In an average year, there would be approximately 16 million cars sold
in the United States. This comes to 176 million cars over the next 11
years. In this case, the proposed subsidy would average $17 a car. If
5 percent of cars qualified for the subsidy, it would average $340 on
a qualifying car, or just over 1 percent of the purchase price if an
average qualifying car cost $30,000.
Japan
Critics Say Koizumi's Economic Medicine Is a Weak Tea
James Brooke
New York Times, February 27, 2002, Page A3
This article reports on Japanese Prime Minister Junichiro Koizumi's
new economic plan. At one point it notes the argument that the
central bank must print more money to stop deflation. In response it
presents the view of the a Bank of Japan official, that "deflation is
not a monetary phenomenon." It follows this with the view of an
analyst at a securities firms: "Japan's overcapacity -- or 'too many
goods chasing too many consumers' is the cause of deflation."
This quote is incoherent (the analyst may have meant too "few"
consumers). The argument that deflation is attributable to a lack of
demand is completely consistent with inflation being a monetary
phenomenon. If enough money is shoved into the hands of consumers,
eventually they run out of room under their mattresses, and start to
spend some of it. This creates more consumers.
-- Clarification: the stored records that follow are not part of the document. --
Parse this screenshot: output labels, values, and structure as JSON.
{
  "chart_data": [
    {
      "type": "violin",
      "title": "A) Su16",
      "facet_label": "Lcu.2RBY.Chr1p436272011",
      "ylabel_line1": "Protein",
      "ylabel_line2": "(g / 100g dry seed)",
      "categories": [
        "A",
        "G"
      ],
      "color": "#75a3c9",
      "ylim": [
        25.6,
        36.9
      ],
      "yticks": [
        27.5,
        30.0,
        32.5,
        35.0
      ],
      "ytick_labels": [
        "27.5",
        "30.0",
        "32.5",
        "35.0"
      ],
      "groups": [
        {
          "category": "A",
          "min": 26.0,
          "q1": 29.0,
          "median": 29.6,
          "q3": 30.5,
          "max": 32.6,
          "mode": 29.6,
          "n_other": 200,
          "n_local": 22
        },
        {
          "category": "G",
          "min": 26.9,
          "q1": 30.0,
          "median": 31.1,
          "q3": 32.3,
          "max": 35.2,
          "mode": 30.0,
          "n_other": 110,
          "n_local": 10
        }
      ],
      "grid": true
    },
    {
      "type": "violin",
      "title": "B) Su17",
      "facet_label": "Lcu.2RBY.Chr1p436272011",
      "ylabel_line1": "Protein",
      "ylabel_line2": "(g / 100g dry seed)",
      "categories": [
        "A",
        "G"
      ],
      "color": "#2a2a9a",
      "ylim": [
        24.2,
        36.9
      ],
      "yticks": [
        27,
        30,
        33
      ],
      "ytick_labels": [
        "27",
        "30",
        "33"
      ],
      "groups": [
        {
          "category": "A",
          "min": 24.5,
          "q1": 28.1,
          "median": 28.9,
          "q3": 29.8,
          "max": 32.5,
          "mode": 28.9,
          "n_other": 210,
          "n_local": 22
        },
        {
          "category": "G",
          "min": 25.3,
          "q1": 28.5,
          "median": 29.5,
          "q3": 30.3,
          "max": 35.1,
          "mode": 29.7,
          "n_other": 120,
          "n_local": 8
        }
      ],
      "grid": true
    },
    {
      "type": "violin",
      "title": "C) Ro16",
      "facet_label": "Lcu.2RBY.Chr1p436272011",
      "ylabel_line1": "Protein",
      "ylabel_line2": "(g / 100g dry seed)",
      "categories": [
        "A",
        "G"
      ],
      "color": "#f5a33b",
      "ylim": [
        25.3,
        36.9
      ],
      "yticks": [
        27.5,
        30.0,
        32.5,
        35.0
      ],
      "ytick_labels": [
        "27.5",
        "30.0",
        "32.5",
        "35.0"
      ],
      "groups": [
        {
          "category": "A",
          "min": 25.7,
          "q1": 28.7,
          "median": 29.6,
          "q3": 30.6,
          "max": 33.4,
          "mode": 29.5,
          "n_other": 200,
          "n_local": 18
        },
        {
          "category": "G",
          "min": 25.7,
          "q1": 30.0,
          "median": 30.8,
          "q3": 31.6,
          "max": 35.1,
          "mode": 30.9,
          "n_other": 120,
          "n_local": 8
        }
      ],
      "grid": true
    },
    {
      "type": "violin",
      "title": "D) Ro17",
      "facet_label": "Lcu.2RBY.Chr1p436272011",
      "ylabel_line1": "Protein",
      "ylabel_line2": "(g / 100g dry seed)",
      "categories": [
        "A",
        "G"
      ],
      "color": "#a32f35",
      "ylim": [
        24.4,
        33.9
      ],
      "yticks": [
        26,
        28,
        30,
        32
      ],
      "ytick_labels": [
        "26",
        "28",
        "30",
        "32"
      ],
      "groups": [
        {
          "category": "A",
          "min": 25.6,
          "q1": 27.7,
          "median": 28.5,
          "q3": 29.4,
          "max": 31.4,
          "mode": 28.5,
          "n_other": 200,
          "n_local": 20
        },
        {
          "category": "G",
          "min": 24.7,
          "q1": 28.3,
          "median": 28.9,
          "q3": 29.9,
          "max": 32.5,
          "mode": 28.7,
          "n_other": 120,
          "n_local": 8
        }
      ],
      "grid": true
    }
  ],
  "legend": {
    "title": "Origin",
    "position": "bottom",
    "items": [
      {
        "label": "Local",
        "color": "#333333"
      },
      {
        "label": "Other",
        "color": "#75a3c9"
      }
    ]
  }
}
This article concludes with a dire warning that Moody's
is "threatening to downgrade Japan's government bonds to the level of
Botswana's." It is worth noting that financial markets do not seem to
share Moody's concern about the creditworthiness of Japan's
government. The real interest rate in Japanese government debt is
lower than that of the United States. This means that if that Moody's
does downgrade Japan's debt, then U.S. government bonds will carry a
higher risk premium than a country with the same credit rating as
Botswana.
Argentina
In Argentina, I.M.F. Impasse Heightens Fear On Economy
Larry Rohter
New York Times, February 23, 2002, Page B1
This article reports on the state of negotiations between the I.M.F.
and Argentina's government over the granting of new loans. At one
point, it presents the views of an analyst at a financial firm, that
the I.M.F. will take a very hard line because it "has been so
seriously burned by Argentina."
This is a peculiar characterization of the situation. Argentina is
now in the fourth year of a recession, with an unemployment rate of
22 percent. Its economy is expected to shrink by an additional 5-10
percent in the current year. It experienced this collapse after
adopting a liberalization program that was widely praised by the
I.M.F. and other international financial institutions. This program
included pegging its currency to the dollar. This peg made
Argentina's goods uncompetitive in international markets and forced
the nation to pay exorbitant interest rates, which led to a large run-
up of the nation's debt. (It was high interest payments, due to
higher interest rates, that led to government deficits -- not
additional spending.) Since the I.M.F. promoted the policies that
have proven so disastrous for Argentina, and supported these policies
with tens of billions of dollar of loans from both the Fund and other
creditors who made their loans on the basis of IMF approval, it is
not clear how the IMF has been "burned by Argentina."